Banjo is an earnest effort that seeks to tell the truth about the lesser-known underground music scene in India. It draws parallels between the prevailing music cultures across the globe and those in India to understand 'street music' - and even though any historical or cultural reference is lacking, the poverty of the musicians and their charming lower-class slum life is context enough. So, even though Banjo is technically made in a void, issues abound in this film. The film, however, neatly avoids any issues, and focuses on a motley band of musicians and their meteoric rise to stardom.
Banjo charts the musical passions of Taraat (Riteish Deshmukh) and his friends Grease, Paper and Bajwa who play a festival band, performing at Ganesh pandals and Navratri events. Taraat plays the banjo, while Grease, Paper and Bajwa play the drums. The four moonlight as musicians even as they lead their sordid lives, struggling to make ends meet. Their misery attracts Christina (Nargis Fakhri), whose interest in banjo music brings her from New York to India for a quick slum recce and the hope of some kitschy music to offer at yet another international music fest.

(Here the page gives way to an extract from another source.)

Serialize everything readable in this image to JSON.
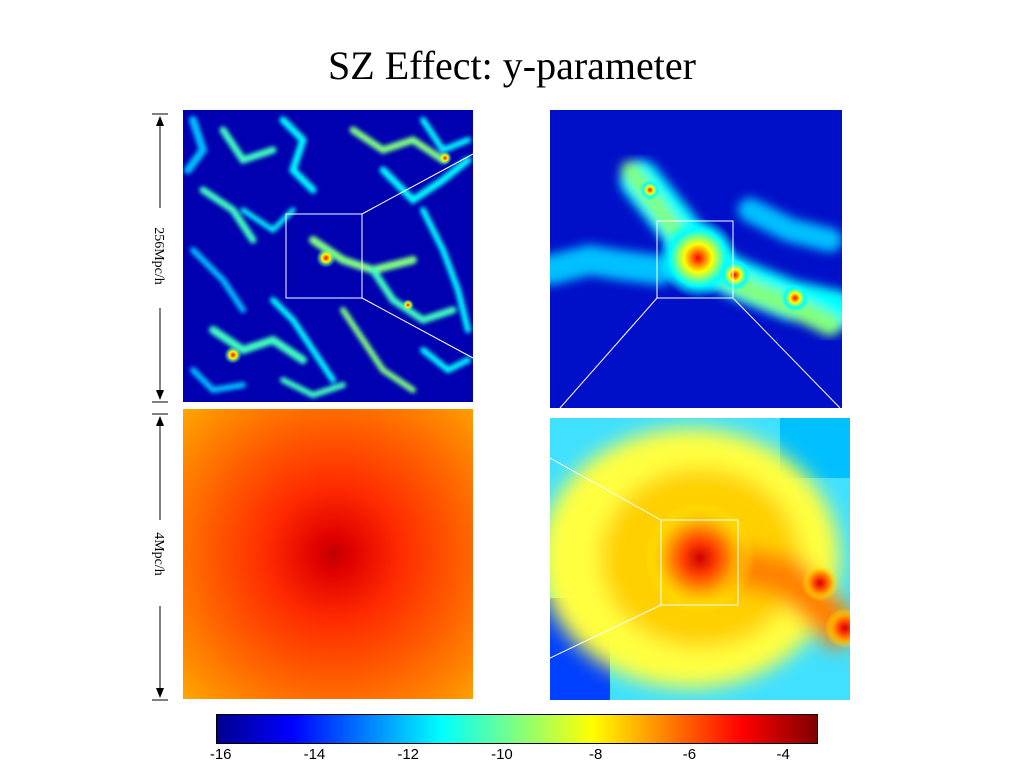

Even as Christina wades through the red tape and hostile environment with a friend Mikey (Luke Kenny), she befriends Taraat and his band of merry men, who show her the Mumbai she never knew and regale her with their music (Vishal-Shekhar). Christina is goaded into getting the four a music contract, and finally wriggles one out of a reluctant music producer - who however never repents that decision afterwards as Taraat and his banjo band go on to take centrestage and regale audiences. There's a subplot about an attempt-to-murder charge in which the band is framed at a politician's birthday party.
Banjo is a good film for the fact that it acknowledges that people who live below the poverty line, in slums and shanties, also possess some sort of culture. In fact, the film says, quite truthfully, that slums and shanties are 40% of Mumbai, and the music culture bred here is relevant. Implicitly, it questions the import of Western ghetto music and Western revolutionary music styles when indigenous varieties exist. It assumes a good deal, though, about a prevalent musical culture, and appropriates it.
Banjo ignores the Bollywood contemporary, classical and folk music - the only three styles of music that have successfully made a long-term impact on the Indian psyche. Thus, our banjo foursome live in some kind of bubble - where they work by the day and play the banjo by the night. But their musical influences are unknown. What motivates them to be the best in their field is also a mystery - their music is projected as some kind of behavioural quirk rather than the result of the disciplined practice every musician is familar with.
If you love badass films with loads of taporipanti, you'll love Banjo. The film goes one step further and says that taporis make good rockstars, and this is one reason why you'll like the film. It's an idea that makes sense, but is historically inaccurate at the same time because, ultimately, music doesn't discriminate against anyone, tapori or not.
Banjo is also historically inaccurate because it completely ignores Western musical influences - so even if the banjo was never actually part of a revolutionary culture, global music that echoes the daily frustrations of the people has always found a welcome audience in India, across language and social classes. In terms of access, Banjo assumes that the only kind of music slum-dwellers have access to in the age of the internet is their local 'Ganpati band', which may have been true for the 1970s, but certainly not for 2016.
At what point Banjo goes from being an issue-based film to being a film where the biggest issue is the band's next gig, is hard to tell. The film showcases Christina at her activist best in the first half of the film, and by the end she's rocking the stage with no practice at all. There's talk about music fests and big gigs, but for all the focus on their meagre lives, the band members only care about the most flippant things when working towards their goals.
Yet, you'll love Banjo for Ravi Jadhav's raw appeal in directing this film - it seeps through every frame and every song. This is also one of Riteish Deshmukh's best films till date, and he's ably supported by a talented cast. Nargis Fakhri looks lovely and acts well, and you want to see more films with her in the lead.
Banjo also has some good cinematography (Manoj Lobo) and music. It's a well-cut film (Devendra Murdeshwar) that keeps you entertained. The writing (Ravi Jadhav, Nikhil Mehrotra, Kapil Sawant) is a bit silly and there isn't much of a story, but do you mind?
Banjo tries to recreate the mania of the local Ganpati band - the wild drums, the wilder dancing, the drunken smiles and the riot of colours - and actually makes a convincing effort. Go watch this one.